The S&P 500 Index rose 0.2 per cent at the close of trading in New York. The Stoxx Europe 600 Index declined 1.9 per cent. The MSCI All-Country World Index dipped 0.8 per cent with its fifth consecutive decline. The MSCI Emerging Market Index fell 2 per cent.

Currencies

The Bloomberg Dollar Spot Index increased 0.5 per cent. The euro fell 0.2 per cent to US$1.1354. The Japanese yen decreased 0.5 per cent to 113.26 per dollar.

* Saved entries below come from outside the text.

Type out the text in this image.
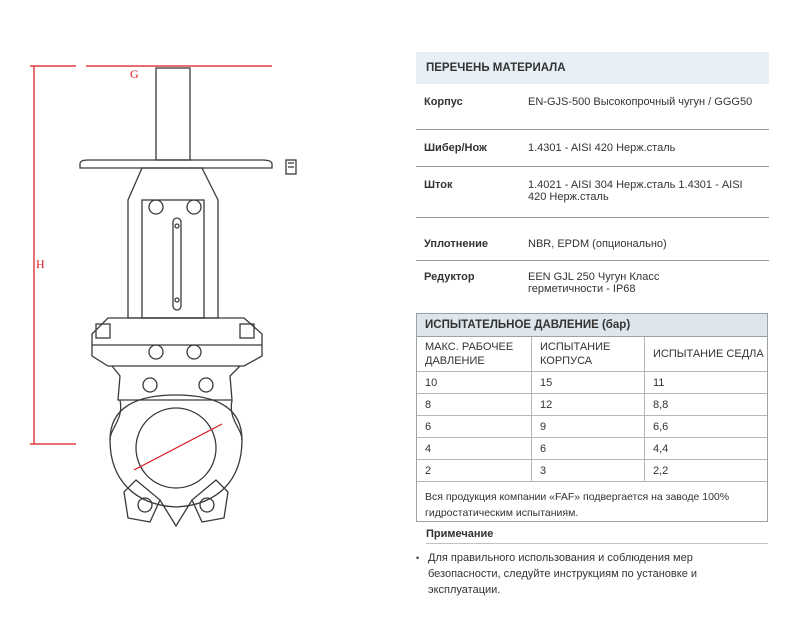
G
H
ПЕРЕЧЕНЬ МАТЕРИАЛА
Корпус	EN-GJS-500 Высокопрочный чугун / GGG50
Шибер/Нож	1.4301 - AISI 420 Нерж.сталь
Шток	1.4021 - AISI 304 Нерж.сталь 1.4301 - AISI 420 Нерж.сталь
Уплотнение	NBR, EPDM (опционально)
Редуктор	EEN GJL 250 Чугун Класс герметичности - IP68
ИСПЫТАТЕЛЬНОЕ ДАВЛЕНИЕ (бар)
МАКС. РАБОЧЕЕ ДАВЛЕНИЕ	ИСПЫТАНИЕ КОРПУСА	ИСПЫТАНИЕ СЕДЛА
10	15	11
8	12	8,8
6	9	6,6
4	6	4,4
2	3	2,2
Вся продукция компании «FAF» подвергается на заводе 100% гидростатическим испытаниям.
Примечание
• Для правильного использования и соблюдения мер безопасности, следуйте инструкциям по установке и эксплуатации.
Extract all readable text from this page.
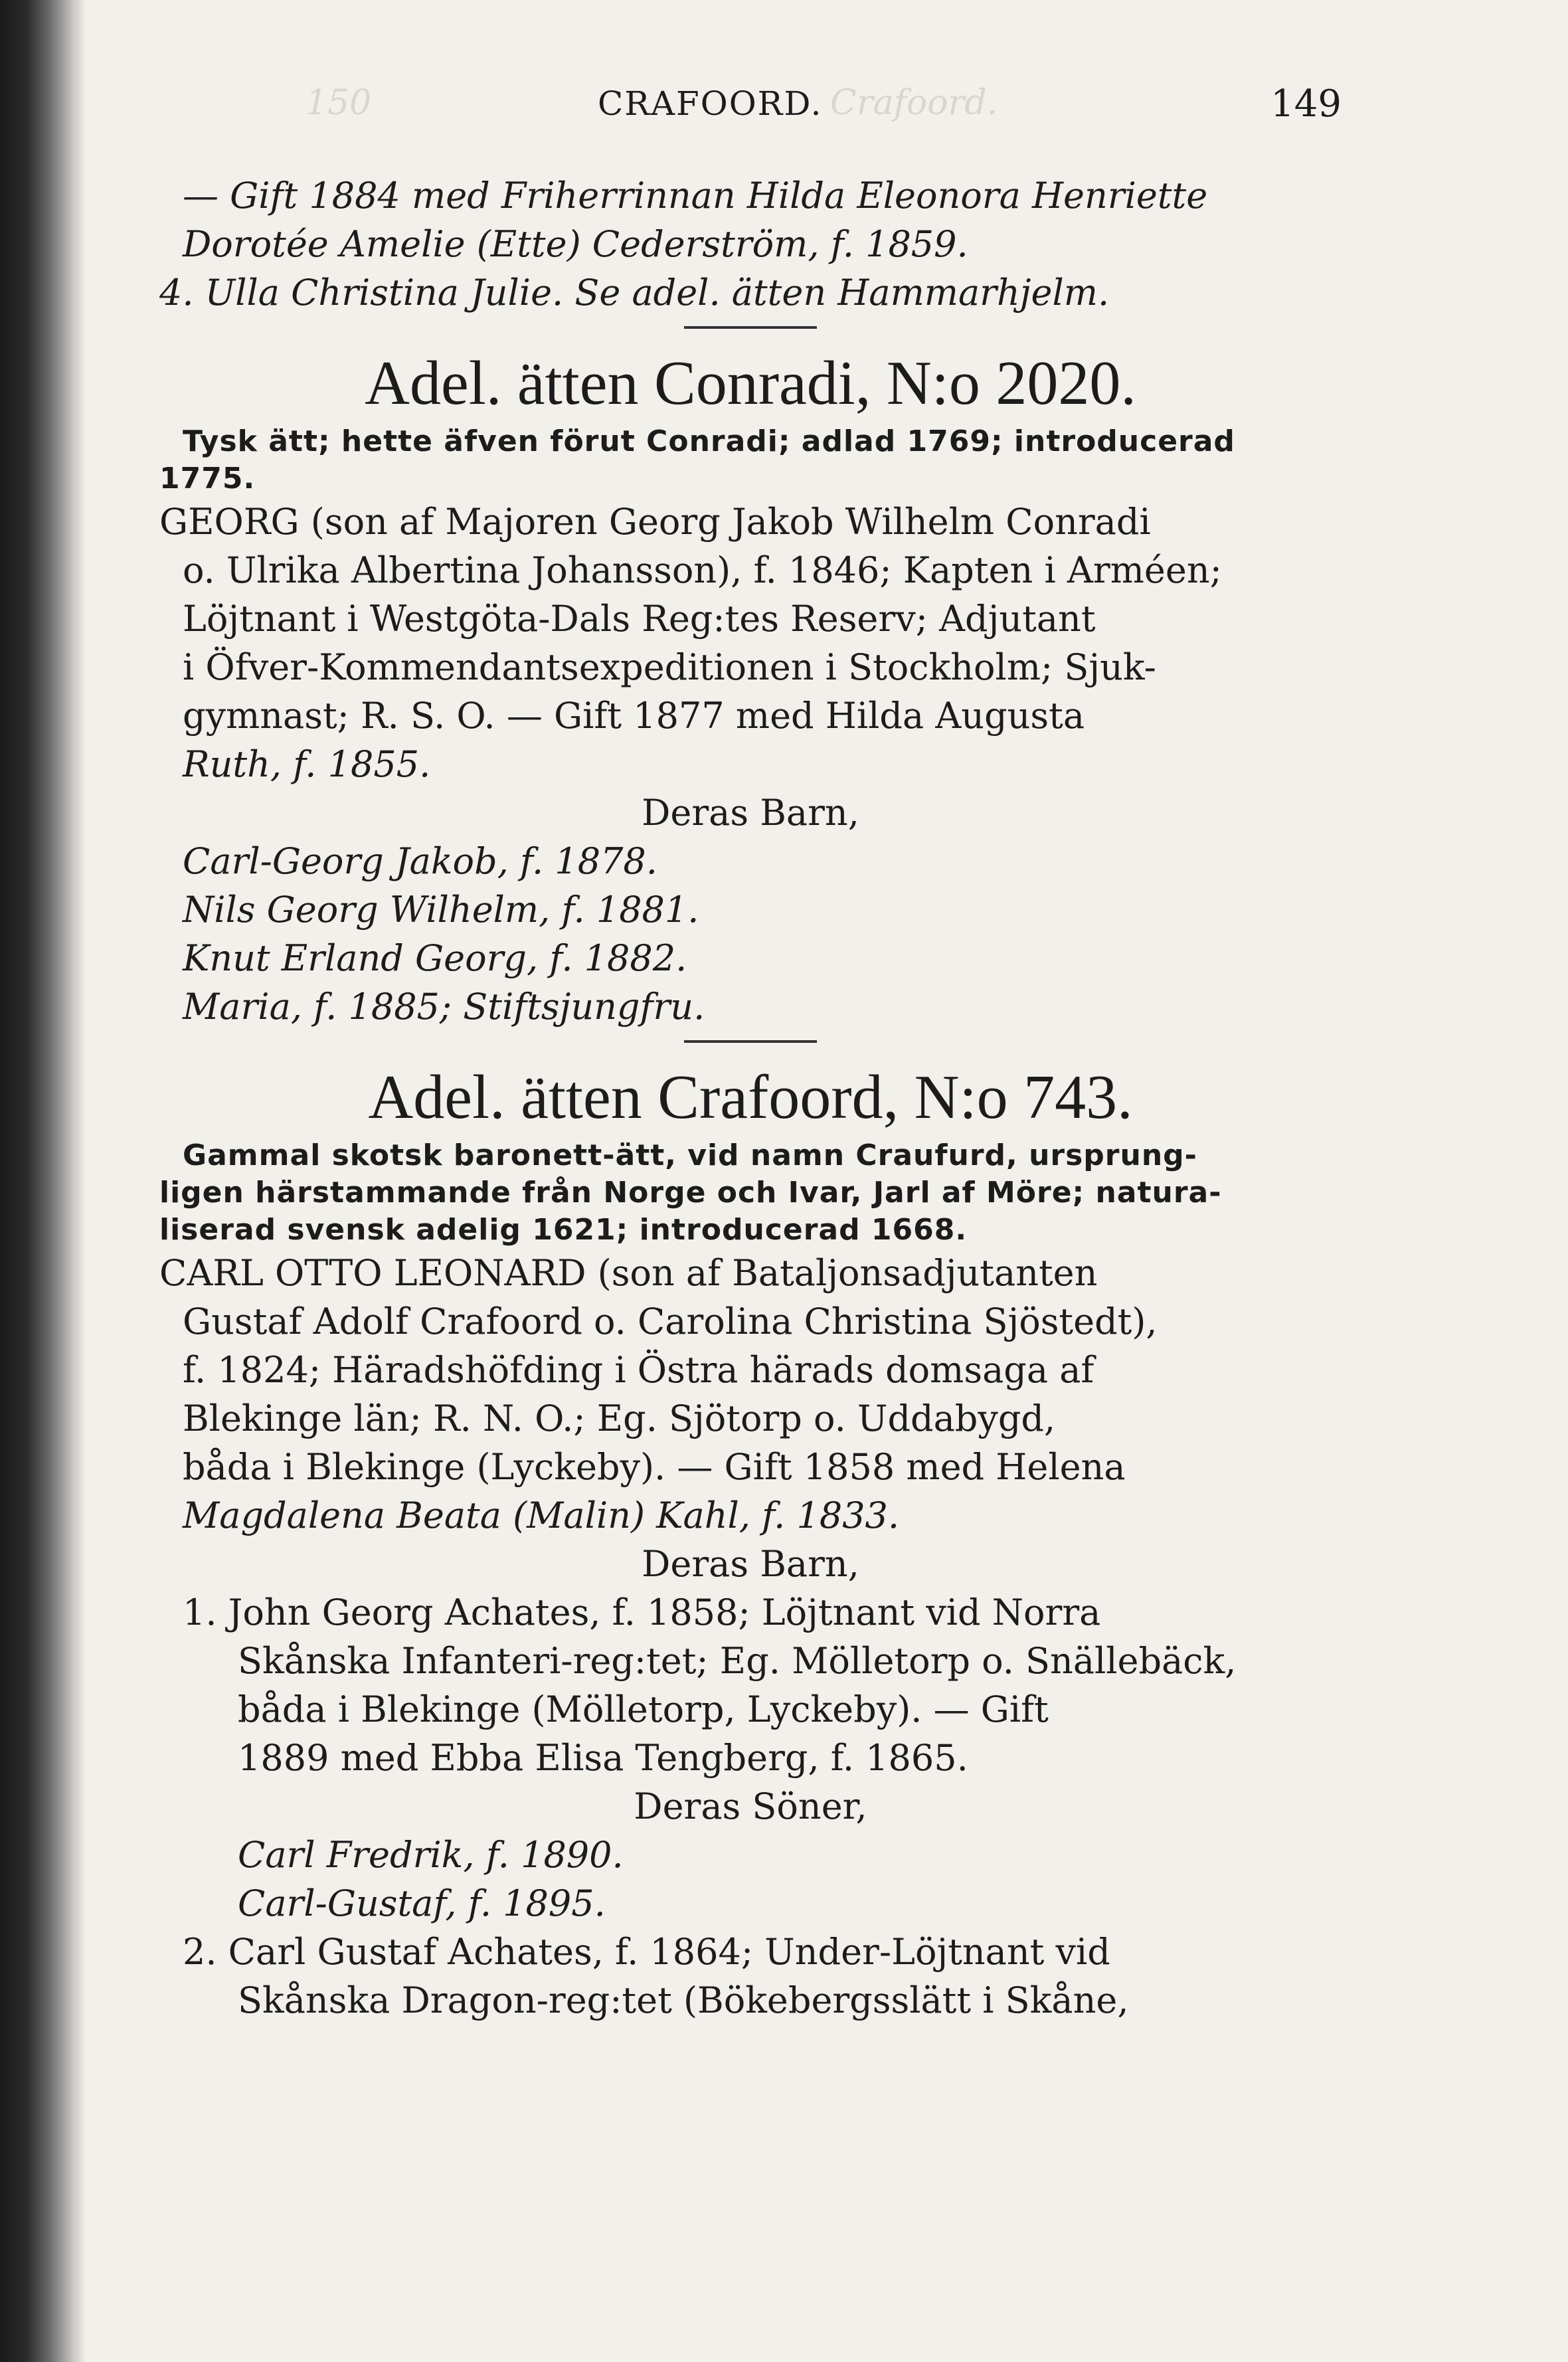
150	Crafoord.
CRAFOORD.	149
— Gift 1884 med Friherrinnan Hilda Eleonora Henriette
Dorotée Amelie (Ette) Cederström, f. 1859.
4. Ulla Christina Julie. Se adel. ätten Hammarhjelm.
Adel. ätten Conradi, N:o 2020.
Tysk ätt; hette äfven förut Conradi; adlad 1769; introducerad
1775.
GEORG (son af Majoren Georg Jakob Wilhelm Conradi
o. Ulrika Albertina Johansson), f. 1846; Kapten i Arméen;
Löjtnant i Westgöta-Dals Reg:tes Reserv; Adjutant
i Öfver-Kommendantsexpeditionen i Stockholm; Sjuk-
gymnast; R. S. O. — Gift 1877 med Hilda Augusta
Ruth, f. 1855.
Deras Barn,
Carl-Georg Jakob, f. 1878.
Nils Georg Wilhelm, f. 1881.
Knut Erland Georg, f. 1882.
Maria, f. 1885; Stiftsjungfru.
Adel. ätten Crafoord, N:o 743.
Gammal skotsk baronett-ätt, vid namn Craufurd, ursprung-
ligen härstammande från Norge och Ivar, Jarl af Möre; natura-
liserad svensk adelig 1621; introducerad 1668.
CARL OTTO LEONARD (son af Bataljonsadjutanten
Gustaf Adolf Crafoord o. Carolina Christina Sjöstedt),
f. 1824; Häradshöfding i Östra härads domsaga af
Blekinge län; R. N. O.; Eg. Sjötorp o. Uddabygd,
båda i Blekinge (Lyckeby). — Gift 1858 med Helena
Magdalena Beata (Malin) Kahl, f. 1833.
Deras Barn,
1. John Georg Achates, f. 1858; Löjtnant vid Norra
Skånska Infanteri-reg:tet; Eg. Mölletorp o. Snällebäck,
båda i Blekinge (Mölletorp, Lyckeby). — Gift
1889 med Ebba Elisa Tengberg, f. 1865.
Deras Söner,
Carl Fredrik, f. 1890.
Carl-Gustaf, f. 1895.
2. Carl Gustaf Achates, f. 1864; Under-Löjtnant vid
Skånska Dragon-reg:tet (Bökebergsslätt i Skåne,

The British pound sank 1.3 per cent to US$1.2562, the weakest in almost 20 months. The MSCI Emerging Markets Currency Index sank 0.8 per cent, the most in two months.

Bonds

The yield on 10-year Treasuries was little changed at 2.85 per cent. Germany’s 10-year yield was little changed at 0.24 per cent. Britain’s 10-year yield declined seven basis points to 1.19 per cent, the lowest in 16 weeks.

Commodities

West Texas Intermediate tumbled fell 3.3 per cent to US$50.89 a barrel. Copper slipped 1.3 per cent to US$2.725 a pound. Gold dipped 0.4 per cent to US$1,244.05 an ounce.